Insuficiência Renal Aguda
Em alguns pacientes com doenças graves, os rins
podem parar de funcionar de maneira rápida, porém
temporária. Rápida porque a função renal é perdida
em algumas horas e temporária porque os rins
podem voltar a funcionar após algumas semanas. A
esta situação os médicos chamam de Insuficiência
Renal Aguda. Em muitas ocasiões o paciente
necessita de ser mantido com tratamento por diálise
até que os rins voltem a funcionar.
Sinais e Sintomas
 Pouca urina;
 Inchaço nos olhos;
 Cansaço;
 Pressão alta;
 Náuseas e vômitos;
 Diminuição da sensibilidade nas mãos e nos pés;
 Falta de apetite;
 Dor nos rins, na parte inferior das costas;
 Soluços;
 Pode haver sangue nas fezes;
 Inchaço por todo corpo;
 Nos casos mais graves pode haver convulsões.
Insuficiência Renal
Crônica
Insuficiência Renal Crônica é a perda lenta,
progressiva e irreversível das funções renais. Por ser
lenta e progressiva, esta perda resulta em processos
adaptativos que, até um certo ponto, mantém o
paciente sem sintomas da doença.
Até que tenha perdido cerca de 50% de sua
função renal, os pacientes permanecem quase que
sem sintomas. A partir daí podem aparecer sintomas e
sinais que nem sempre incomodam muito o paciente.
Até que os rins estejam funcionando
somente 10-12% da função renal normal,
pode-se tratar os pacientes com
medicamentos e dieta. Quando a função
renal se reduz abaixo destes valores,
torna-se necessário o uso de outros
métodos de tratamento da insuficiência
renal: diálise ou transplante renal.
Sinais e Sintomas
• Pressão alta;
• Inchaço nos olhos;Inchaço das pernas e dos pés,
principalmente no final do dia;
• Acordar para fazer xixi constantemente;
• Urina com espuma;
• Cansaço fácil;
• Fraqueza;
• Perda do apetite.
• Náuseas e vômitos.
Tratamento
O tratamento para insuficiência renal pode ser feito
em casa ou no hospital, dependendo da gravidade
da doença. Na maior parte das vezes o tratamento é
feito com o uso de remédios antibióticos e diuréticos
receitados pelo nefrologista e uma dieta rica em
carboidratos e pobre em proteínas, sal e potássio,
indicado por um nutricionista.
Em alguns casos pode ser necessário
fazer hemodiálise para filtrar o sangue,
retirando todas as impurezas que os rins
não conseguem, ou um transplante de rim.
A insuficiência renal aguda tem cura, mas
a insuficiência renal crônica nem sempre
tem cura, mas o tratamento pode melhorar
a qualidade de vida do paciente e
promover o bem-estar.
Hemodiálise
É o procedimento executado diretamente no sangue
do paciente, por meio de equipamento próprio, no
qual o sangue passa por um filtro e retorna ao
paciente com uma quantidade menor de impurezas.
Uma sessão de hemodiálise normalmente dura, em
média, quatro horas e deve ser feita três vezes por
semana.
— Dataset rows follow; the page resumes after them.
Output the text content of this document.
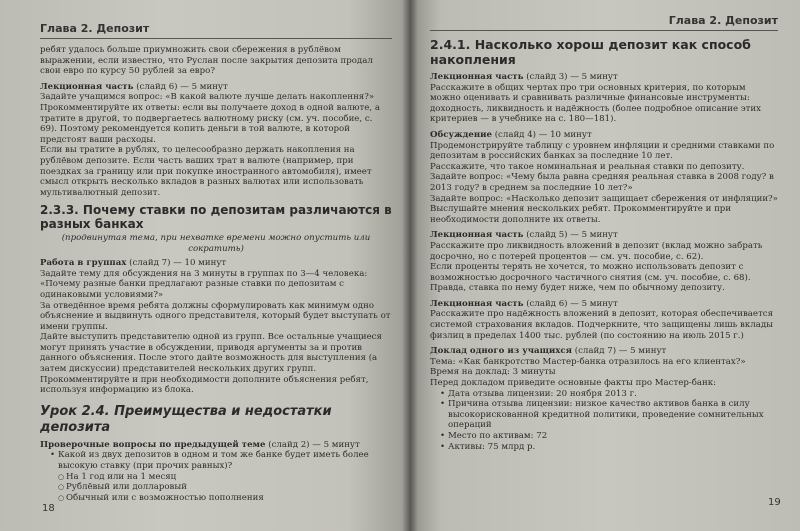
Глава 2. Депозит

ребят удалось больше приумножить свои сбережения в рублёвом выражении, если известно, что Руслан после закрытия депозита продал свои евро по курсу 50 рублей за евро?

Лекционная часть (слайд 6) — 5 минут

Задайте учащимся вопрос: «В какой валюте лучше делать накоплення?» Прокомментируйте их ответы: если вы получаете доход в одной валюте, а тратите в другой, то подвергаетесь валютному риску (см. уч. пособие, с. 69). Поэтому рекомендуется копить деньги в той валюте, в которой предстоят ваши расходы.

Если вы тратите в рублях, то целесообразно держать накопления на рублёвом депозите. Если часть ваших трат в валюте (например, при поездках за границу или при покупке иностранного автомобиля), имеет смысл открыть несколько вкладов в разных валютах или использовать мультивалютный депозит.

2.3.3. Почему ставки по депозитам различаются в разных банках
(продвинутая тема, при нехватке времени можно опустить или сократить)

Работа в группах (слайд 7) — 10 минут

Задайте тему для обсуждения на 3 минуты в группах по 3—4 человека: «Почему разные банки предлагают разные ставки по депозитам с одинаковыми условиями?»

За отведённое время ребята должны сформулировать как минимум одно объяснение и выдвинуть одного представителя, который будет выступать от имени группы.

Дайте выступить представителю одной из групп. Все остальные учащиеся могут принять участие в обсуждении, приводя аргументы за и против данного объяснения. После этого дайте возможность для выступления (а затем дискуссии) представителей нескольких других групп. Прокомментируйте и при необходимости дополните объяснения ребят, используя информацию из блока.

Урок 2.4. Преимущества и недостатки депозита

Проверочные вопросы по предыдущей теме (слайд 2) — 5 минут

• Какой из двух депозитов в одном и том же банке будет иметь более высокую ставку (при прочих равных)?
○ На 1 год или на 1 месяц
○ Рублёвый или долларовый
○ Обычный или с возможностью пополнения
18
Глава 2. Депозит
2.4.1. Насколько хорош депозит как способ накопления

Лекционная часть (слайд 3) — 5 минут

Расскажите в общих чертах про три основных критерия, по которым можно оценивать и сравнивать различные финансовые инструменты: доходность, ликвидность и надёжность (более подробное описание этих критериев — в учебнике на с. 180—181).

Обсуждение (слайд 4) — 10 минут

Продемонстрируйте таблицу с уровнем инфляции и средними ставками по депозитам в российских банках за последние 10 лет.

Расскажите, что такое номинальная и реальная ставки по депозиту.

Задайте вопрос: «Чему была равна средняя реальная ставка в 2008 году? в 2013 году? в среднем за последние 10 лет?»

Задайте вопрос: «Насколько депозит защищает сбережения от инфляции?»

Выслушайте мнения нескольких ребят. Прокомментируйте и при необходимости дополните их ответы.

Лекционная часть (слайд 5) — 5 минут

Расскажите про ликвидность вложений в депозит (вклад можно забрать досрочно, но с потерей процентов — см. уч. пособие, с. 62).

Если проценты терять не хочется, то можно использовать депозит с возможностью досрочного частичного снятия (см. уч. пособие, с. 68). Правда, ставка по нему будет ниже, чем по обычному депозиту.

Лекционная часть (слайд 6) — 5 минут

Расскажите про надёжность вложений в депозит, которая обеспечивается системой страхования вкладов. Подчеркните, что защищены лишь вклады физлиц в пределах 1400 тыс. рублей (по состоянию на июль 2015 г.)

Доклад одного из учащихся (слайд 7) — 5 минут

Тема: «Как банкротство Мастер-банка отразилось на его клиентах?»

Время на доклад: 3 минуты

Перед докладом приведите основные факты про Мастер-банк:

• Дата отзыва лицензии: 20 ноября 2013 г.
• Причина отзыва лицензии: низкое качество активов банка в силу высокорискованной кредитной политики, проведение сомнительных операций
• Место по активам: 72
• Активы: 75 млрд р.
19
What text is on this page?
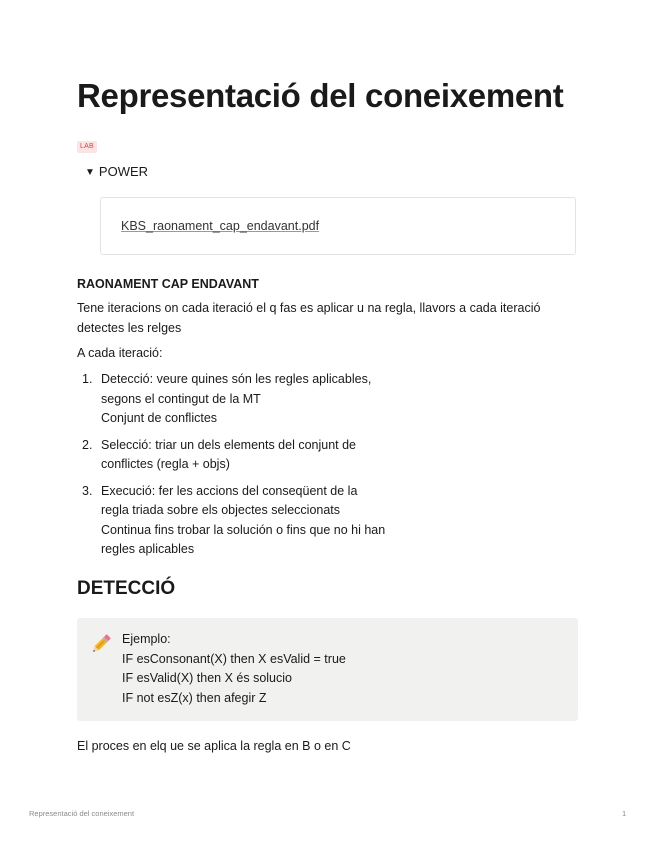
Representació del coneixement
LAB
▼ POWER
KBS_raonament_cap_endavant.pdf
RAONAMENT CAP ENDAVANT

Tene iteracions on cada iteració el q fas es aplicar u na regla, llavors a cada iteració detectes les relges

A cada iteració:

1. Detecció: veure quines són les regles aplicables,
segons el contingut de la MT
Conjunt de conflictes
2. Selecció: triar un dels elements del conjunt de
conflictes (regla + objs)
3. Execució: fer les accions del conseqüent de la
regla triada sobre els objectes seleccionats
Continua fins trobar la solución o fins que no hi han
regles aplicables
DETECCIÓ
Ejemplo:
IF esConsonant(X) then X esValid = true
IF esValid(X) then X és solucio
IF not esZ(x) then afegir Z

El proces en elq ue se aplica la regla en B o en C

Representació del coneixement	1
Entretanto, de acordo com as
peculiaridades de cada paciente, esses parâmetros
podem variar um pouco. Durante a sessão podem
ocorrer câimbras, hipotensão arterial e
outros sintomas que devem ser imediatamente
comunicados aos médicos. Pode-se ou não fazer uso
de anticoagulantes, durante a hemodiálise, conforme
as condições clínicas dos pacientes o permitam ou
exijam, com a finalidade de evitar a
coagulação sanguínea.
Durante a sessão podem ocorrer:
• câimbras,
• hipotensão arterial e outros sintomas que
devem ser imediatamente comunicados aos
médicos.
• Pode-se ou não fazer uso de anticoagulantes,
durante a hemodiálise, conforme as
condições clínicas dos pacientes o permitam
ou exijam, com a finalidade de evitar a
coagulação sanguínea.
Diálise Peritonial


Através da colocação de um cateter flexível no abdômen, é
feita a infusão de um líquido semelhante a um soro na
cavidade abdominal. Este líquido, que chamamos de banho
de diálise, vai entrar em contato com o peritônio, e por ele
será feita a retirada das substâncias tóxicas do sangue.
Após um período de permanência do banho de diálise na
cavidade abdominal, este fica saturado de substâncias
tóxicas, e é então retirado, sendo feita em seguida a infusão
de novo banho de diálise. Esse processo é realizado de uma
forma contínua, e é conhecido por CAPD, sigla em inglês
que significa diálise peritoneal ambulatorial contínua.
Este mesmo tipo de tratamento pode ser feito por uma
máquina chamada cicladora, onde a infusão e drenagem
do líquido é feito automaticamente pela máquina,
durante o período da noite
Rins policísticos
uma doença caracterizada pelo crescimento de múltiplos
cistos nos rins ao longo da vida.

Sua principal característica é a formação de inúmeras


dilatações semelhantes a bolhas de diferentes tamanhos,
em alguma parte do néfron (ou nefrônio), a unidade
funcional dos rins encarregada de filtrar o sangue e
eliminar a urina.

A doença policística renal tem origem genética. É uma


doença autossômica dominante, ou seja, se um dos seus
pais tem rins policísticos, a sua chance de ter os genes
defeituosos também é de 50%.
Sintomas
Na grande maioria dos casos, no início, os cistos são
assintomáticos. Com a evolução do quadro, porém, as
queixas mais frequentes são:

 Dor nas costas,


 Cansaço,
 Edema (inchaço),
 Náusea,
 Hematúria, sangue na urina
 Infecções Urinárias,
 Cálculo Renal.
 Hipertensão Arterial.
Tratamento

• Ainda não existe tratamento específico para curar a


doença renal policística, mas estão em estudo várias
drogas para inibir a evolução. Por enquanto, as
atenções estão voltadas para alivio dos sintomas e
controle das comorbidades e complicações. A pior delas
é a insuficiência renal crônica que, muitas vezes, só é
diagnosticada, quando os cistos praticamente
destruíram todo o tecido renal sadio.
Pacientes com insuficiência renal crônica e progressiva
precisam recorrer à hemodiálise enquanto aguardam
receber um rim saudável para transplante.
Transplante
Renal
 O transplante é a substituição dos rins doentes por um rim
saudável de um doador. É o método mais efetivo e de
menor custo para a reabilitação de um paciente com
insuficiência renal crônica terminal.

A técnica cirúrgica e os cuidados do transplante renal foram


bem estabelecidos como tratamento adequado para a
insuficiência crônica renal a partir de 1965.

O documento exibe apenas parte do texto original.